Emily Brontë nous dresse des portraits poignants, notamment à travers le trio fraternel, animé par des sentiments abjects, entre orgueil et jalousie. Puis, il y a la génération suivante, le fruit d’amours plus ou moins sincères, de mariages pas toujours heureux ; Heathcliff ayant été obligé de se détourner de Catherine. Les trois enfants présentent un contraste fort avec leurs parents, plus authentiques, aimants et surtout plus humains. Ils portent néanmoins en eux les souffrances de ceux-ci, les fantômes du passé qui resurgissent toujours, et tentent de réparer à leur manière les torts anciens. Heathcliff, lui, ne cessera jamais de cultiver sa colère, nourrie par un amour indestructible. Ainsi, Emily Brontë met en scène des relations conflictuelles dans un environnement familial perturbé. Elle explore le thème de la transmission intergénérationnelle, de ce que nous portons tous en nous et qui ne s’efface que rarement avec la mort. Elle utilise un personnage comme fil conducteur, et ce qu’un être en souffrance fait de ses blessures d’enfant, la manière dont il les panse et les conséquences sur la descendance. Les Hauts de Hurle-Vent est plus qu’une histoire de vengeance, ce roman est la construction d’un homme, de son enfance à l’âge adulte. Le lecteur possède toutes les cartes pour juger les actes d’Heathcliff au regard de ce qu’il sait sur son histoire personnelle. Certains diront que nous avons sous les yeux la naissance d’un monstre. Pour ma part je n’ai vu en lui qu’une victime car, même dans le mécanisme pervers qu’il instaure afin de se venger, il reste pitoyable et certainement le plus malheureux de tous. Il est devenu son propre bourreau en n’ayant su sublimer ses blessures.
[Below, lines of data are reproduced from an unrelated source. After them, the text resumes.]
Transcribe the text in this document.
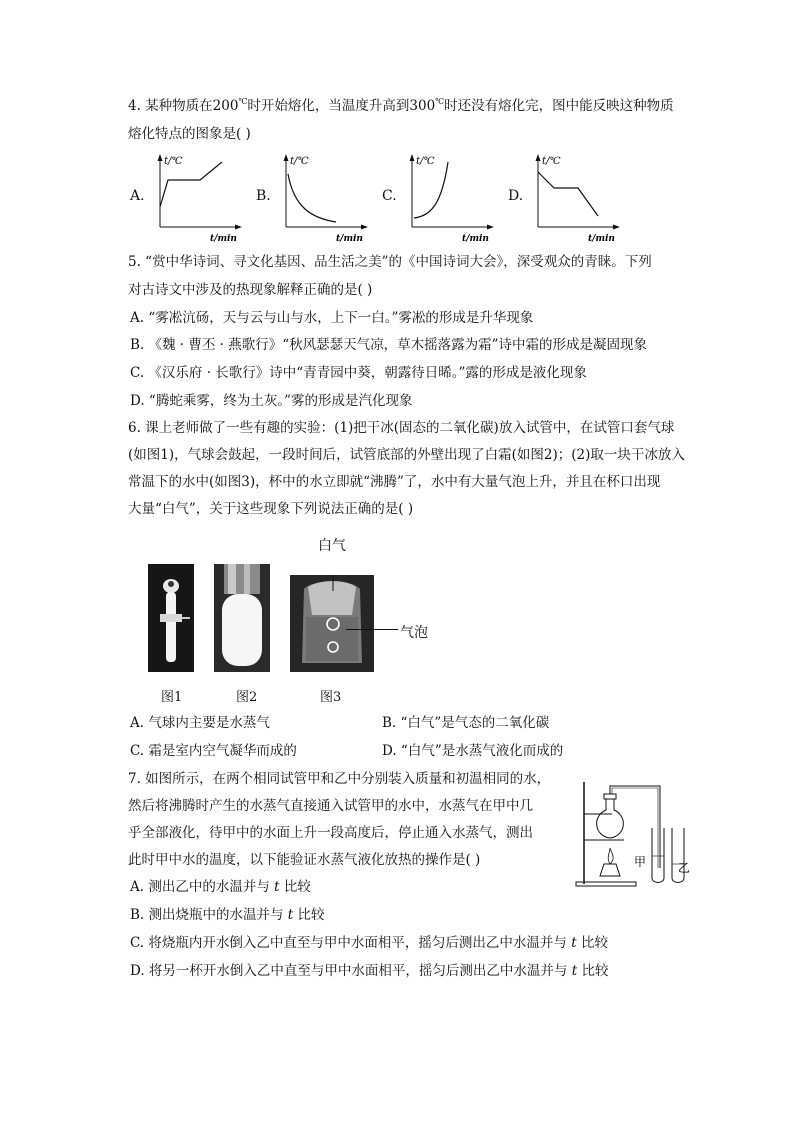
4. 某种物质在200℃时开始熔化，当温度升高到300℃时还没有熔化完，图中能反映这种物质
熔化特点的图象是( )
A.
t/℃
t/min
B.
t/℃
t/min
C.
t/℃
t/min
D.
t/℃
t/min
5. “赏中华诗词、寻文化基因、品生活之美”的《中国诗词大会》，深受观众的青睐。下列
对古诗文中涉及的热现象解释正确的是( )
A. “雾凇沆砀，天与云与山与水，上下一白。”雾凇的形成是升华现象
B. 《魏 · 曹丕 · 燕歌行》“秋风瑟瑟天气凉，草木摇落露为霜”诗中霜的形成是凝固现象
C. 《汉乐府 · 长歌行》诗中“青青园中葵，朝露待日晞。”露的形成是液化现象
D. “腾蛇乘雾，终为土灰。”雾的形成是汽化现象
6. 课上老师做了一些有趣的实验：(1)把干冰(固态的二氧化碳)放入试管中，在试管口套气球
(如图1)，气球会鼓起，一段时间后，试管底部的外壁出现了白霜(如图2)；(2)取一块干冰放入
常温下的水中(如图3)，杯中的水立即就“沸腾”了，水中有大量气泡上升，并且在杯口出现
大量“白气”，关于这些现象下列说法正确的是( )
白气
气泡
图1	图2	图3
A. 气球内主要是水蒸气	B. “白气”是气态的二氧化碳
C. 霜是室内空气凝华而成的	D. “白气”是水蒸气液化而成的
7. 如图所示，在两个相同试管甲和乙中分别装入质量和初温相同的水，
然后将沸腾时产生的水蒸气直接通入试管甲的水中，水蒸气在甲中几
乎全部液化，待甲中的水面上升一段高度后，停止通入水蒸气，测出
此时甲中水的温度，以下能验证水蒸气液化放热的操作是( )	甲	乙
A. 测出乙中的水温并与 t 比较
B. 测出烧瓶中的水温并与 t 比较
C. 将烧瓶内开水倒入乙中直至与甲中水面相平，摇匀后测出乙中水温并与 t 比较
D. 将另一杯开水倒入乙中直至与甲中水面相平，摇匀后测出乙中水温并与 t 比较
Les Hauts de Hurle-Vent est empreint de violence, dans des scènes sanglantes, de maltraitance humaine ou animale ; dans l’atmosphère générale, lourde et oppressante où les beaux sentiments sont absents au profit d’une exploration de l’âme humaine véritable, c’est-à-dire orgueilleuse, égoïste, ambitieuse et parfois perverse ; dans les paysages, sombres, brumeux et rocailleux. Ce roman est bien loin de l’idée que j’en avais, j’ai été émue par les destins présentés, l’écriture m’a subjuguée, simple mais délicate, et la description des personnages, par une jeune femme ignorante des relations amoureuses, ayant vécu une existence plutôt austère, est impressionnante de finesse, de clairvoyance et de réalisme, mais reste effrayante par la vision on ne peut plus sombre de l’être humain qu’elle nous présente. Ce roman étant le seul écrit par Emily Brontë, c’est vers sa sœur, Charlotte, que je vais me tourner prochainement avec le non moins célèbre Jane Eyre.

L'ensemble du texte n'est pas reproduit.